Der Artikel regt aber auch deshalb zum Nachdenken und Diskutieren an, da er die heute so gerne gestellte Frage, was denn das Flüchtlingselend im Nahen Osten eigentlich mit uns zu tun habe, nicht einfach so stehen lässt, sondern sie weit ausholend beantwortet, ohne dabei in pauschale Anklagen gegen den Westen zu verfallen. Im Gegenteil, er schreibt dazu: "Einer der wichtigsten Gründe dafür, dass der Mittlere Osten nicht vorankommt, ist seine ausgeprägte Ausredenkultur. Immer ist der Westen schuld, der Kolonialismus, der Imperialismus, Amerika, Israel, die EU. Das Argument vergiftet die Araber und Perser, lähmt ihren Ehrgeiz, deswegen müsste es dort eigentlich gesetzlich verboten sein."

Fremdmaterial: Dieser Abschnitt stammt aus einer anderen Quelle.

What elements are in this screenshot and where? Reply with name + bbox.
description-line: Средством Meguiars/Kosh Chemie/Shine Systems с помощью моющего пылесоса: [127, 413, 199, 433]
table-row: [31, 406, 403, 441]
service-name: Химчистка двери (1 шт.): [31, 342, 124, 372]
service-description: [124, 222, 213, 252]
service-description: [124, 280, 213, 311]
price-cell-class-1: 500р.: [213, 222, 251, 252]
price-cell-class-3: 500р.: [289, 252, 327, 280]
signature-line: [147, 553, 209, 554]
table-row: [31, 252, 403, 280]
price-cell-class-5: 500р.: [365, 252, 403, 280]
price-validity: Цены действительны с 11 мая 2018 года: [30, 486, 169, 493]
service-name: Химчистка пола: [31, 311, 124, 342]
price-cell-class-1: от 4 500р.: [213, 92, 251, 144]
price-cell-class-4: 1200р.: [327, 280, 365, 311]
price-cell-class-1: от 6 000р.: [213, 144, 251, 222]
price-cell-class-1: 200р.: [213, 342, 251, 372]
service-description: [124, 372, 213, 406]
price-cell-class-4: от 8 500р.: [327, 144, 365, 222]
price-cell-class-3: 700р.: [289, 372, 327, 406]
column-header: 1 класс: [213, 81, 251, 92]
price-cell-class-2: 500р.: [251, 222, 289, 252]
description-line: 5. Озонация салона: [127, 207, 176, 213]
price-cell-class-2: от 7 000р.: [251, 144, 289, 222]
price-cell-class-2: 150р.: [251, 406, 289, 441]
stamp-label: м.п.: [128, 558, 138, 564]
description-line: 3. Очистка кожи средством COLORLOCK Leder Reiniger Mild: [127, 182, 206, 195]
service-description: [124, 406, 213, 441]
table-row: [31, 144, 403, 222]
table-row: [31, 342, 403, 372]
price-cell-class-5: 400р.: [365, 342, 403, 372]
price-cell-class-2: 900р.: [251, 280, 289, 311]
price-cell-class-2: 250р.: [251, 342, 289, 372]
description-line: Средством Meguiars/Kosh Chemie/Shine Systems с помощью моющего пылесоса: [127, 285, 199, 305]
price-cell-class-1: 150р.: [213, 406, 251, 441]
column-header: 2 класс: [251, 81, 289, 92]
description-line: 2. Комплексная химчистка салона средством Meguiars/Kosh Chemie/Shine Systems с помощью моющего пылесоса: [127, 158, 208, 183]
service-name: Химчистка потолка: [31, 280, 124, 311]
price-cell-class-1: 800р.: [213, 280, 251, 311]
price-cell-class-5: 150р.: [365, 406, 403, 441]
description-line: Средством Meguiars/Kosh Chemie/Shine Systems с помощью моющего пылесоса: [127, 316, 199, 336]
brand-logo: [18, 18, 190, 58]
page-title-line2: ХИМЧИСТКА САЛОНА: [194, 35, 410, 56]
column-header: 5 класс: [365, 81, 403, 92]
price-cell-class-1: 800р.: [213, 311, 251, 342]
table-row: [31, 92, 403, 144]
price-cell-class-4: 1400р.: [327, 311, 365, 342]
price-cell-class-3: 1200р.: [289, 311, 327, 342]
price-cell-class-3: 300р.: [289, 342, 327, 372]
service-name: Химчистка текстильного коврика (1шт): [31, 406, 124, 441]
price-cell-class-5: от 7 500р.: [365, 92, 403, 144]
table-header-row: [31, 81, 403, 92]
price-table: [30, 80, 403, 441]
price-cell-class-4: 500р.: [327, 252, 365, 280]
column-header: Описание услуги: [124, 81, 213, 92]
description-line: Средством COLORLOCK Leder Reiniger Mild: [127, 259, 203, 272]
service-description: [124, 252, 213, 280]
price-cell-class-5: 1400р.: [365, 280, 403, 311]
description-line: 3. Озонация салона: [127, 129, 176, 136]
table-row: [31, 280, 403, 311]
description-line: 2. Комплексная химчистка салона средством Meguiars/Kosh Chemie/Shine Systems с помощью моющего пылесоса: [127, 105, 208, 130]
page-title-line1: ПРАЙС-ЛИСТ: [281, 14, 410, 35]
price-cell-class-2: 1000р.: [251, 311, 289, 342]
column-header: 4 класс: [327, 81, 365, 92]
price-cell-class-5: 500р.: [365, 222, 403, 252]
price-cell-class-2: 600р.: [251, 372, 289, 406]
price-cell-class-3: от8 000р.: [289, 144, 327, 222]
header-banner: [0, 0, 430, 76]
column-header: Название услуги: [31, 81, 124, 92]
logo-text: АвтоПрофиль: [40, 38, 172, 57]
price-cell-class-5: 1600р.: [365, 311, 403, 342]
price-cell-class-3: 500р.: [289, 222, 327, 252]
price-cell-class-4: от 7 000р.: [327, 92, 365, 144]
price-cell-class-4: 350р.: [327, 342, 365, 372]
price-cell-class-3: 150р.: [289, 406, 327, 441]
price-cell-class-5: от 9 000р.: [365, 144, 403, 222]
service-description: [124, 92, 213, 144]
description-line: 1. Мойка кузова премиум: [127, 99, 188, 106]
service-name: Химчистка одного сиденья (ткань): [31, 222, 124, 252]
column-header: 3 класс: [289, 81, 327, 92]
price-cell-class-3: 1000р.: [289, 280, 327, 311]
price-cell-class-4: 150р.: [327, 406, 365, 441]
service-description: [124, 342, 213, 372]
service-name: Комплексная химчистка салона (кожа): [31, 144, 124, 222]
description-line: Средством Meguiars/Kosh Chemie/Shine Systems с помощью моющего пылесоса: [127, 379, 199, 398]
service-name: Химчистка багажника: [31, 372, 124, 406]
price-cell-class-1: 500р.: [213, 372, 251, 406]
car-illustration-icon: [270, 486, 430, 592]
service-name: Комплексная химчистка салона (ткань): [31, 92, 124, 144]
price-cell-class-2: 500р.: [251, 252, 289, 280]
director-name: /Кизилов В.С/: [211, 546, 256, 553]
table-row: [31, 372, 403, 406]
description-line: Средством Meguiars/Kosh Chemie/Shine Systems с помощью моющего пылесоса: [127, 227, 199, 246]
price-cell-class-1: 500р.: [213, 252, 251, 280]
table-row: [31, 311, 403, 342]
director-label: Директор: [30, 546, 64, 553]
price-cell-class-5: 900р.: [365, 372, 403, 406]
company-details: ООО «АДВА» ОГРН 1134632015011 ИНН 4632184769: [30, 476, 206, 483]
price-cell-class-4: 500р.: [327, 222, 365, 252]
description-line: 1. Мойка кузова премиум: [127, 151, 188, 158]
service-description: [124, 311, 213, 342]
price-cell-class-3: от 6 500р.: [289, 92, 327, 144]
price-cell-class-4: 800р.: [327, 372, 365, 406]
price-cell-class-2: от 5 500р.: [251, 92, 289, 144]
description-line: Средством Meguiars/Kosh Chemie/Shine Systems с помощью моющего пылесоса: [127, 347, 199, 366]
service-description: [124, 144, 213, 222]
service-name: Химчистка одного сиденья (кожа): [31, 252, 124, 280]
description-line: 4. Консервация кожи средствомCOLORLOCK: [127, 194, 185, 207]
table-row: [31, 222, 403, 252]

Und mit dem eindeutigen Hinweis auf die Verfehlungen europäischer Politik angesichts der sich seit längerem abzeichnenden Krise entwickelt Ulrich sogar einen Hauch von Zuversicht: "Diese reale, politisch verschuldete Überforderung verbindet sich zurzeit mit der apokalyptischen Vorstellung eines unendlichen, nie versiegenden Flüchtlingsstromes. Tatsächlich ist nicht leicht zu sagen, wie viele Menschen noch kommen. Eines jedoch ist gewiss: So viele Fehler wie in diesem Jahr werden wohl kaum noch einmal gemacht. Die EU hat das Problem zunächst brutal verdrängt, der Flüchtlingsgipfel im April erging sich in Symbolhandlungen, viele Syrer verloren derweil jede Hoffnung auf Besserung, und in den jordanischen, libanesischen und türkischen Flüchtlingscamps wurden obendrein die Essensrationen runtergefahren, weil ihnen das Geld ausging; schließlich verwandelte der anschwellende Flüchtlingsstrom die EU binnen weniger Tage in einen unsolidarischen Hühnerhaufen. Schlechter kann man es nicht machen, 2016 kann nur besser werden."